It’s time to punt on Sports Authority stock
Dear Mr. Berko:
Back in January 2003, on your recommendation I bought 600 shares of Sports Authority at $16.125 a share, plus commission. A year later, I watched it run all the way up to $44 but did not sell the stock. When it fell to $23 in August 2004 I wrote you and asked your opinion: should I sell the stock, hold the stock or buy 400 shares? You recommended that I buy 400 more shares. I didn’t take your advice but wish I did. Now I’m asking you once again, what should I do? Sports Authority is $32 and I’d like to have your buy or sell or hold recommendation once again. And this time I promise to follow your advice.
G.S., Joliet, Ill.
Dear G.S.:
I can only please one reader a day. Today’s not your day and neither is tomorrow.

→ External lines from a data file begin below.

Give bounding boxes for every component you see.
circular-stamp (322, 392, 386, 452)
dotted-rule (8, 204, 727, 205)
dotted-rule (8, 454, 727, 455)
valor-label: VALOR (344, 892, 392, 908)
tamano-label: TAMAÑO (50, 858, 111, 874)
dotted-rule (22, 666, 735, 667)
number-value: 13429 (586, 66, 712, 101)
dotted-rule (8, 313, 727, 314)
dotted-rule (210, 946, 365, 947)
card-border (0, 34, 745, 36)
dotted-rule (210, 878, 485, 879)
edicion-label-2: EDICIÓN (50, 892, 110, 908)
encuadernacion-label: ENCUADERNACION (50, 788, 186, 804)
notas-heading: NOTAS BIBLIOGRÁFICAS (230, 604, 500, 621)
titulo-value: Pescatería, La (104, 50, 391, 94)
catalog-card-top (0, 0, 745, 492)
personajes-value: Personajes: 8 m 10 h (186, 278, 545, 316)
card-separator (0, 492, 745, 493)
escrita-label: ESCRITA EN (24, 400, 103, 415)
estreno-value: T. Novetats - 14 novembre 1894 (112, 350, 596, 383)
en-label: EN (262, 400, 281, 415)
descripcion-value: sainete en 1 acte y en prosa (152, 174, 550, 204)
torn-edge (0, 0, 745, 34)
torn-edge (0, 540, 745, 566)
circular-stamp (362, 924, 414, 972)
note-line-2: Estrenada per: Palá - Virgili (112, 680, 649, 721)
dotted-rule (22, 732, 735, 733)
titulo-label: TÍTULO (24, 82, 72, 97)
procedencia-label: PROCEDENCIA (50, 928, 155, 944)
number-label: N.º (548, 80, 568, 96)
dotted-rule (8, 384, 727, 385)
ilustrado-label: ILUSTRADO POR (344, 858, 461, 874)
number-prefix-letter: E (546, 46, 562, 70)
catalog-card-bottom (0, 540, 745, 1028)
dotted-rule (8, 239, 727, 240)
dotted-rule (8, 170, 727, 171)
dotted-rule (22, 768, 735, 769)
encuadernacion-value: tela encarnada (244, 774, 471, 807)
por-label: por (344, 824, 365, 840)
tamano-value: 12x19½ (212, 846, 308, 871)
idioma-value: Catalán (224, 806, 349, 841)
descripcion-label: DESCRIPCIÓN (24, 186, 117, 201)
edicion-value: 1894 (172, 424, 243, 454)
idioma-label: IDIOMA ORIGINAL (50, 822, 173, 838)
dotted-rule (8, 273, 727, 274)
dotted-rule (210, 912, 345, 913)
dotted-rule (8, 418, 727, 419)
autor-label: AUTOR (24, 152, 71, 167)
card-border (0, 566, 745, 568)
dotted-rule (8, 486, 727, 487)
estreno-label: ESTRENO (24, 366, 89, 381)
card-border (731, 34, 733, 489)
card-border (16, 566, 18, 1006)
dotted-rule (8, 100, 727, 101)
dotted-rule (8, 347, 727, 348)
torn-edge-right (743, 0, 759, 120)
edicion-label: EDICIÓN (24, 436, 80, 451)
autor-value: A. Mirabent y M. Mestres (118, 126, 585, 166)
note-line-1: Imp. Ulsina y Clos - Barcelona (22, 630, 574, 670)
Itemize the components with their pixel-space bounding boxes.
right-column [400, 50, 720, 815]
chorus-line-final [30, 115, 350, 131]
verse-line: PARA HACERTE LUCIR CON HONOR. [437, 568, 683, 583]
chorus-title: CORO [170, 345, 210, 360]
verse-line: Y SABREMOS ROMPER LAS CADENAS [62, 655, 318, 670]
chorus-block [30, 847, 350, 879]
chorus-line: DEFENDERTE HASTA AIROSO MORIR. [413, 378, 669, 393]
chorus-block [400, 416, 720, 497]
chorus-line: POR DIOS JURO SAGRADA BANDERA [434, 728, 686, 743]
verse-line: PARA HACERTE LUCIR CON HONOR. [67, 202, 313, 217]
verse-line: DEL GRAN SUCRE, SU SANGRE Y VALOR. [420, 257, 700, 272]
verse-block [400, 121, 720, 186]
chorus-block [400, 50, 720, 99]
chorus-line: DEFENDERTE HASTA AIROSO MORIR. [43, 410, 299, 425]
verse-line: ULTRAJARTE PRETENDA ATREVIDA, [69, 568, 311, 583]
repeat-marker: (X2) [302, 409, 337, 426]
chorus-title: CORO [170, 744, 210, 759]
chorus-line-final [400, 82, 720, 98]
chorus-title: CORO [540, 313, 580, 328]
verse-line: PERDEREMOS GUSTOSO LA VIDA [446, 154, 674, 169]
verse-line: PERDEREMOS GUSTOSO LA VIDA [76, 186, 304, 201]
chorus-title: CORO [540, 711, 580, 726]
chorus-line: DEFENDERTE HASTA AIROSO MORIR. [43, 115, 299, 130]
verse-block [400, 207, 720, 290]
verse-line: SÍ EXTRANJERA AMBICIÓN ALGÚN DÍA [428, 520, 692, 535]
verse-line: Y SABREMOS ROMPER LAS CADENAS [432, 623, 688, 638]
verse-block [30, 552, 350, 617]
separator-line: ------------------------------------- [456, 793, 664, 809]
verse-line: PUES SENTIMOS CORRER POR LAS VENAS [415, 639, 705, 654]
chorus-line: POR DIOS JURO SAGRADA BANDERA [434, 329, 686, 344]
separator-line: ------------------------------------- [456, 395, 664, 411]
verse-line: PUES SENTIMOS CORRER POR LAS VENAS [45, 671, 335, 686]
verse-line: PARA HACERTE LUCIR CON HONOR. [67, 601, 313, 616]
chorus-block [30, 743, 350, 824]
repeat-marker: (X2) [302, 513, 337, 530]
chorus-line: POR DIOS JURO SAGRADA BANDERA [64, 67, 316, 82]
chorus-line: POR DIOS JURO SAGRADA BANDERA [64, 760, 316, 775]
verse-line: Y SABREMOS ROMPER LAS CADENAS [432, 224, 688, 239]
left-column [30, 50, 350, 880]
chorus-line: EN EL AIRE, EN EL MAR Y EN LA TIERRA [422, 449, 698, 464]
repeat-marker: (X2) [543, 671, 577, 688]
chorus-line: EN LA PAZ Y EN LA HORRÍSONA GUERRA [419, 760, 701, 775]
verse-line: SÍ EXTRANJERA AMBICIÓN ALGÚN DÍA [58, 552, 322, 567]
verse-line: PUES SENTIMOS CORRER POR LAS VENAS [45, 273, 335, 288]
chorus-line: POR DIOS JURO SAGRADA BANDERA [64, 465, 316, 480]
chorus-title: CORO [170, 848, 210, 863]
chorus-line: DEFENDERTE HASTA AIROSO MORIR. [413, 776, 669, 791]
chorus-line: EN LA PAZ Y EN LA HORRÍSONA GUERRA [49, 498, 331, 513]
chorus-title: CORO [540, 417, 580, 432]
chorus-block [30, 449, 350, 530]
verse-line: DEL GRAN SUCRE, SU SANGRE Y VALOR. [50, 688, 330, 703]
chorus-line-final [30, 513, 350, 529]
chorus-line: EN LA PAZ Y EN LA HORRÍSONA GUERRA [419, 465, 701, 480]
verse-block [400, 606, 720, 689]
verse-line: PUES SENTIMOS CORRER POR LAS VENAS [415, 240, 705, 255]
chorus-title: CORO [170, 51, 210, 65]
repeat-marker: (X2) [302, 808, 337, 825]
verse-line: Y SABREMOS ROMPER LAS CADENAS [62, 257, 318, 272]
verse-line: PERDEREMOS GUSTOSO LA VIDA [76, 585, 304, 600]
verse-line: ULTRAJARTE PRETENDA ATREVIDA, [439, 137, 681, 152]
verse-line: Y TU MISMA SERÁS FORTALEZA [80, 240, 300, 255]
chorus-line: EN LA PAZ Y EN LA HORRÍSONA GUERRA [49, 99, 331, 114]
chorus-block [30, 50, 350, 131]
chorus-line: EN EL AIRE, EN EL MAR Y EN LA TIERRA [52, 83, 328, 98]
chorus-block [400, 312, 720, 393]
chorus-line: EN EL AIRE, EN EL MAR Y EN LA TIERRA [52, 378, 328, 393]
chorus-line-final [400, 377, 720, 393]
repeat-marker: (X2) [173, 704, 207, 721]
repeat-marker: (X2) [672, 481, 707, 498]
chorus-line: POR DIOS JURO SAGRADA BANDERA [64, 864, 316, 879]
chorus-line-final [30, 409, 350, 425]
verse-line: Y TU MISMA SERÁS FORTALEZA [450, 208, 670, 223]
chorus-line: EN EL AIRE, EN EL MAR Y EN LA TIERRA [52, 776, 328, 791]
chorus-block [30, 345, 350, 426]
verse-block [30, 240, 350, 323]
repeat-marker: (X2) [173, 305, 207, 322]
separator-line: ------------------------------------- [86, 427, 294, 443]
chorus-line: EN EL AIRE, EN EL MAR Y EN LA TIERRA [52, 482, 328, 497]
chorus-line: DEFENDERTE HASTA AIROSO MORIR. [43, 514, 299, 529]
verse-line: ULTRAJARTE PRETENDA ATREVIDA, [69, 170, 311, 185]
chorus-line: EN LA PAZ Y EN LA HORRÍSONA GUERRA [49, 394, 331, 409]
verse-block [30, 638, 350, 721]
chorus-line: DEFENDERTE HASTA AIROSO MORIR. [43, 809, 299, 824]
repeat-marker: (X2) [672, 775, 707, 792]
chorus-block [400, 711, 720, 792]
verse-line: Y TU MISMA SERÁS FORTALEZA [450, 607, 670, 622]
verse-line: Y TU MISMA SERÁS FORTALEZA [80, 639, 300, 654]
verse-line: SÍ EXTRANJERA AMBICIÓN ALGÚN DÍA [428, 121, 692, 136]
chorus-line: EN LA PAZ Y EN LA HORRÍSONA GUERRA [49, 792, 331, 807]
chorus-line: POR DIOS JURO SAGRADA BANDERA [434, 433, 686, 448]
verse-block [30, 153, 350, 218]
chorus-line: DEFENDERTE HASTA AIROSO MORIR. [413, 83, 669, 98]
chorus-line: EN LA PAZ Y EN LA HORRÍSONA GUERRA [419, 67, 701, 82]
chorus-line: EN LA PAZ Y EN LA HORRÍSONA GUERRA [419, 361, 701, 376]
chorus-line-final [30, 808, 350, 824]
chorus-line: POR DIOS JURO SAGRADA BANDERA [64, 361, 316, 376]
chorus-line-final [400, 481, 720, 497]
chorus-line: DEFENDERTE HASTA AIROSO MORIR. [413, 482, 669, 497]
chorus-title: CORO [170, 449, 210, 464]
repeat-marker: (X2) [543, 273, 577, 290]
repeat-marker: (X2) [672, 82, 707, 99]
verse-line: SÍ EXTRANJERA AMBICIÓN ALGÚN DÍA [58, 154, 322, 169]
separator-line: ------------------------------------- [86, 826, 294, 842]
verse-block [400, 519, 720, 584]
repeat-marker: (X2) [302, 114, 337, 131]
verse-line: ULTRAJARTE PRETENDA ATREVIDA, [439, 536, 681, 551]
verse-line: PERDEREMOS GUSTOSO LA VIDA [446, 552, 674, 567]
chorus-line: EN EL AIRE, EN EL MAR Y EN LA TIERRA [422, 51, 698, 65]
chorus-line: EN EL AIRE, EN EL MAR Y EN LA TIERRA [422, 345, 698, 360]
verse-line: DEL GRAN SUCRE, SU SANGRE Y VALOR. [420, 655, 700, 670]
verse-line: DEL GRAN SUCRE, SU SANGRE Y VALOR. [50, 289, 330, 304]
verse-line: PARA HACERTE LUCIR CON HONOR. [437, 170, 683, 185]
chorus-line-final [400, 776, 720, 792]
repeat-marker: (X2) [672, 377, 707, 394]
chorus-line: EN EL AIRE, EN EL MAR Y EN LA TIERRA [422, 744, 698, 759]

I don’t recall receiving a letter about The Sports Authority Inc. (TSA-$33.43). And while I’d like to take credit for that recommendation at $16 in January 2003 as well as the subsequent recommendation at $23 in August 2004, that honor belongs to someone much wiser than I.
Frankly, if you had asked me in 2003 what I thought of TSA, I think I’d have told you to hide your checkbook. So you must have me confused with someone else! But I recommend that you dump those shares faster than a duck can hop on a June bug, because I think the company’s future revenue growth will be tepid as standing tea, and earnings may begin to crash in 2006. TSA operates nearly 400 sporting goods stores in 45 states under the names Sports Authority, Sportmart, Gart Sports and Oshman’s. So with the exception of deep ocean diving helmets and acrobatic airplanes, TSA probably sells every kind of sports equipment known to mankind.
The consolidation in the retail sporting goods industry in the past five years has benefited the company by re-establishing pricing power. Dick’s Sporting Goods Inc. (DKS-$31.30) acquired Galyan’s, TSA acquired Oshman’s, and many of the local but smaller retailers that earn revenues by servicing college, high school, intramural, Police Athletic League and Little League teams have also consolidated their buying power and re-established strong price lines. However, Standard & Poor’s reckons that the past four years of good pricing power will begin to erode and put stress on TSA’s margins. In fact, there are several cities where DKS and TSA are expanding into each other’s markets, and though that’s fine for the consumer, it isn’t good for TSA’s revenues and profits as these two behemoths duke it out.
TSA can’t afford the kind of price war it fought four years ago, when its stock traded at $5 a share. The company doesn’t enjoy the strong margins of its slightly smaller competitor (Dick’s) and is still smarting from management defections and poor financial results from when it tried to integrate Gart Sports. It’s sad, because Gart’s superb management really knew how a sporting goods store should be run.
Some folks won’t shop at a TSA store, because the service is so half-baked and indifferent. The salespeople are not familiar with the merchandise; they really don’t care and rather than wait on customers they mingle in the stockroom and whisper about things that kids whisper about. I know, because I tried to make a purchase at TSA several months ago. So I went to Wal-Mart, where I got fast, efficient and courteous self-service at a lower price. I suspect that Target, which is also a huge vendor of sporting goods, would have the same merchandise at a lower price than TSA or even Dick’s.
TSA has a superb balance sheet, but its operating margin of 3.8 percent and net profit margin of 1.52 percent are really sad. Its low 4.04 percent return on assets and 7.91 percent return on equity are embarrassing for a public company.
I know that CSFB, Friedman Billings, Deutsche Securities, Brean Murry and Thomson Financial have a strong buy on this stock. But I think these Wall Street guys may have been a little pixilated when they reviewed the stock. Things at TSA look good on the surface, but a personal visit to several of their units would have you wondering why merchandise is so poorly organized, and how they can stay in business when the sales force plays “chat” while on the clock. As I said earlier, sell the stock.